FIXED-TERM CONTRACTS - 18.05.2011

Fixed-term contracts: how long should they last?

When you need extra staff, but don’t want anyone permanent, a fixed-term contract can offer the ideal solution. But get the duration wrong and you could face some nasty legal liabilities. So how can you protect yourself?

Advantages of fixed-term contracts

A fixed-term contract (FTC) typically has one of three outcomes; it may:

  1. Specify an exact end date.
  2. Run for a set period of time, e.g. ten months.
  3. Terminate at the end of a specific project.

Benefits. They offer employers the ability to buy in skills or expertise without adding to their permanent head count. But there are some legal issues you must consider when entering into them. So what do you need to know?

Important legal issues

Firstly, whilst an FTC can be renewed, it’s vital that the individual’s total period of employment doesn’t exceed four years. If it does, the Fixed Term Employees (Less Favourable Treatment) Regulations 2002 apply.

Risk. They state that, at this point, an FTC automatically converts to a permanent contract, unless you can objectively justify why it shouldn’t. We aren’t aware of any cases where this argument has succeeded so, as a general rule, never use FTCs for four, or more, years.

Watch out for unfair dismissal rights

Employers often assume that because they’ve offered an FTC the employee doesn’t accrue unfair dismissal rights. Unfortunately, those who work on one (or more) continuously for a year gain the continuity of service necessary to bring this type of claim, i.e. as if they were employed on a permanent contract.

Break the continuity

The termination of an FTC - even if this occurs on a date previously agreed by the employee - is always a dismissal. Therefore, if they’ve worked for you continuously for a year, you must be able to show that: (1) a fair dismissal procedure was followed; (2) it was reasonable to dismiss them in all the circumstances; and (3) you considered whether or not if they could be redeployed.

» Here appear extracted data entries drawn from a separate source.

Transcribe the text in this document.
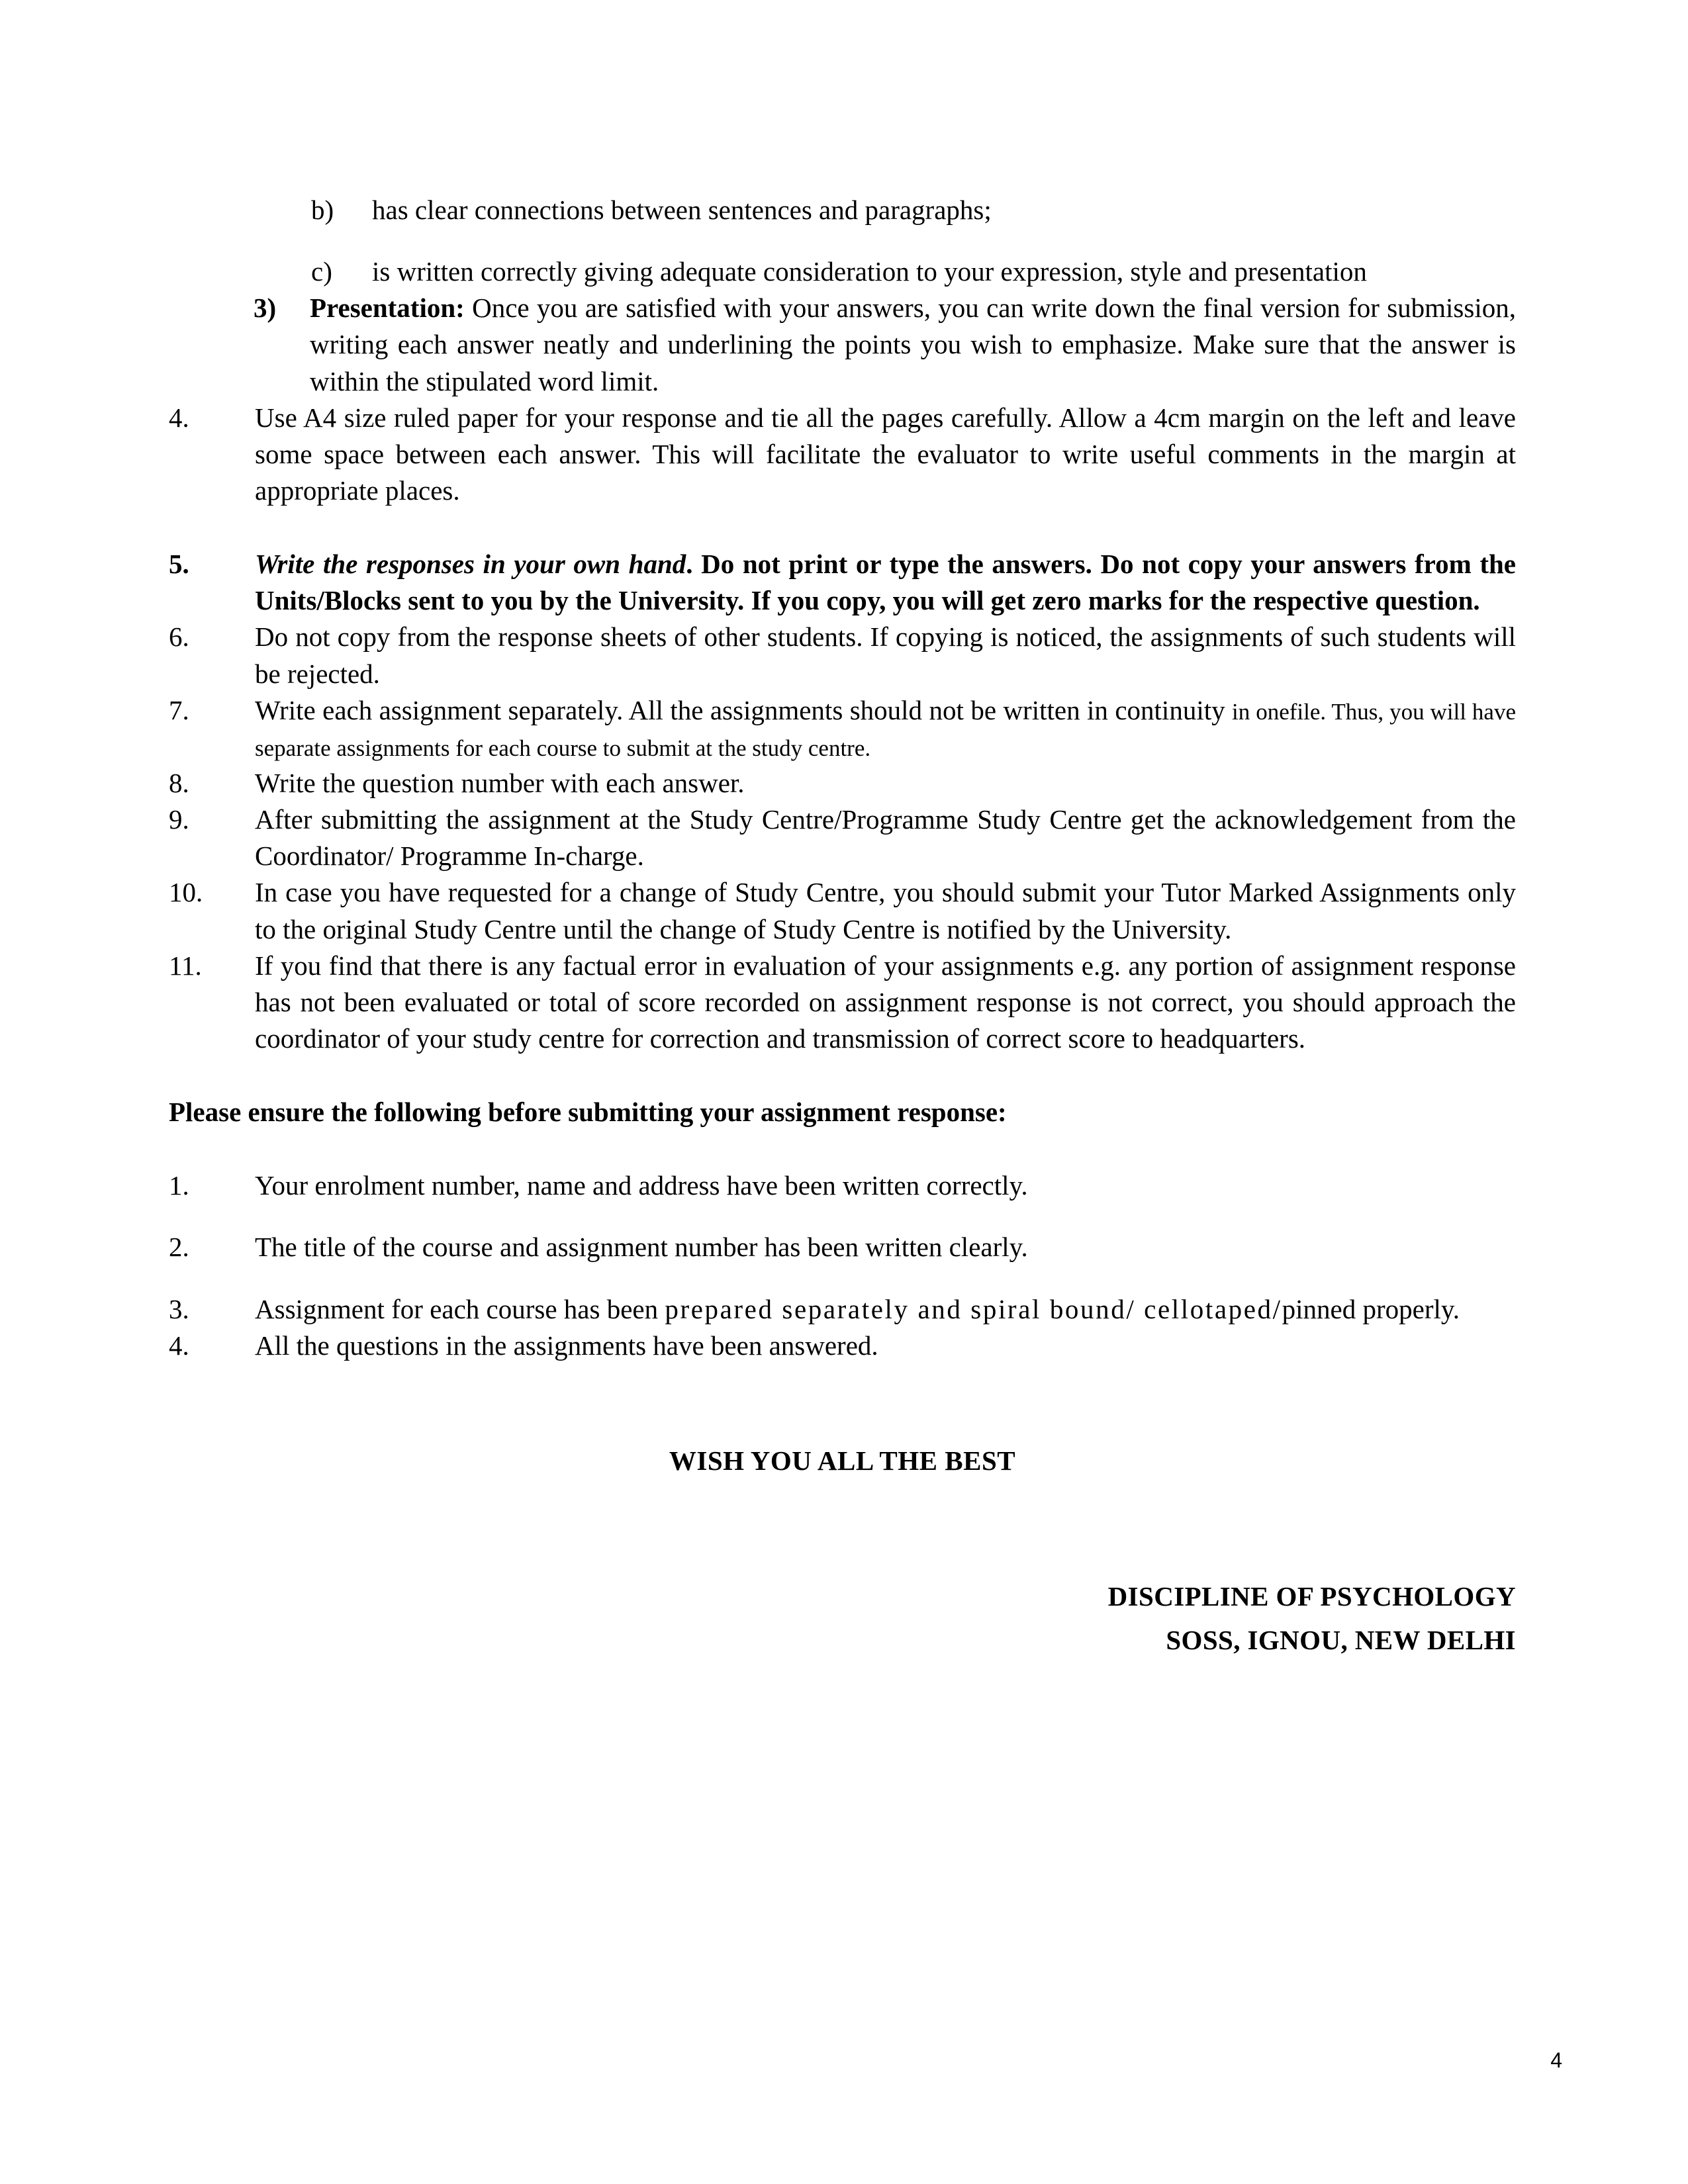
b)	has clear connections between sentences and paragraphs;
c)	is written correctly giving adequate consideration to your expression, style and presentation
3)	Presentation: Once you are satisfied with your answers, you can write down the final version for submission, writing each answer neatly and underlining the points you wish to emphasize. Make sure that the answer is within the stipulated word limit.
4.	Use A4 size ruled paper for your response and tie all the pages carefully. Allow a 4cm margin on the left and leave some space between each answer. This will facilitate the evaluator to write useful comments in the margin at appropriate places.
5.	Write the responses in your own hand. Do not print or type the answers. Do not copy your answers from the Units/Blocks sent to you by the University. If you copy, you will get zero marks for the respective question.
6.	Do not copy from the response sheets of other students. If copying is noticed, the assignments of such students will be rejected.
7.	Write each assignment separately. All the assignments should not be written in continuity in onefile. Thus, you will have separate assignments for each course to submit at the study centre.
8.	Write the question number with each answer.
9.	After submitting the assignment at the Study Centre/Programme Study Centre get the acknowledgement from the Coordinator/ Programme In-charge.
10.	In case you have requested for a change of Study Centre, you should submit your Tutor Marked Assignments only to the original Study Centre until the change of Study Centre is notified by the University.
11.	If you find that there is any factual error in evaluation of your assignments e.g. any portion of assignment response has not been evaluated or total of score recorded on assignment response is not correct, you should approach the coordinator of your study centre for correction and transmission of correct score to headquarters.
Please ensure the following before submitting your assignment response:
1.	Your enrolment number, name and address have been written correctly.
2.	The title of the course and assignment number has been written clearly.
3.	Assignment for each course has been prepared separately and spiral bound/ cellotaped/pinned properly.
4.	All the questions in the assignments have been answered.
WISH YOU ALL THE BEST
DISCIPLINE OF PSYCHOLOGY
SOSS, IGNOU, NEW DELHI
4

Tip. Alternatively, if you break their continuity of employment before the one-year mark, this problem ceases to exist; for example, by having a break of 14 days between each six-month FTC.

Early termination clause

To further protect you, an FTC should always include an early termination clause (see The next step). Doing this allows you to bring the contract to an end sooner and without being in breach of contract, e.g. if you’ve no further need for the individual, or it’s just not working out. In the absence of this type of clause, the employee may be entitled to claim damages which are equal to the pay and benefits of the unexpired portion of their FTC.

Tip. Assuming that an FTC is for a set time, it automatically terminates once that period is up. However, whilst you don’t have to give formal notice, avoid misunderstandings when that date draws close by confirming the end of the contract, when this will happen and the reason why, i.e. you no longer require the individual’s services.

For a free sample fixed-term contract which includes an early termination clause, visit http://personnel.indicator.co.uk(PS 13.11.06).

Never employ staff on one or a series of fixed-term contracts which exceed four years. The law says that at this point they become permanent employees. Plus, as they accrue unfair dismissal rights after one year’s employment, keep the contracts shorter than this, or have a clear break in between, e.g. of 14 days.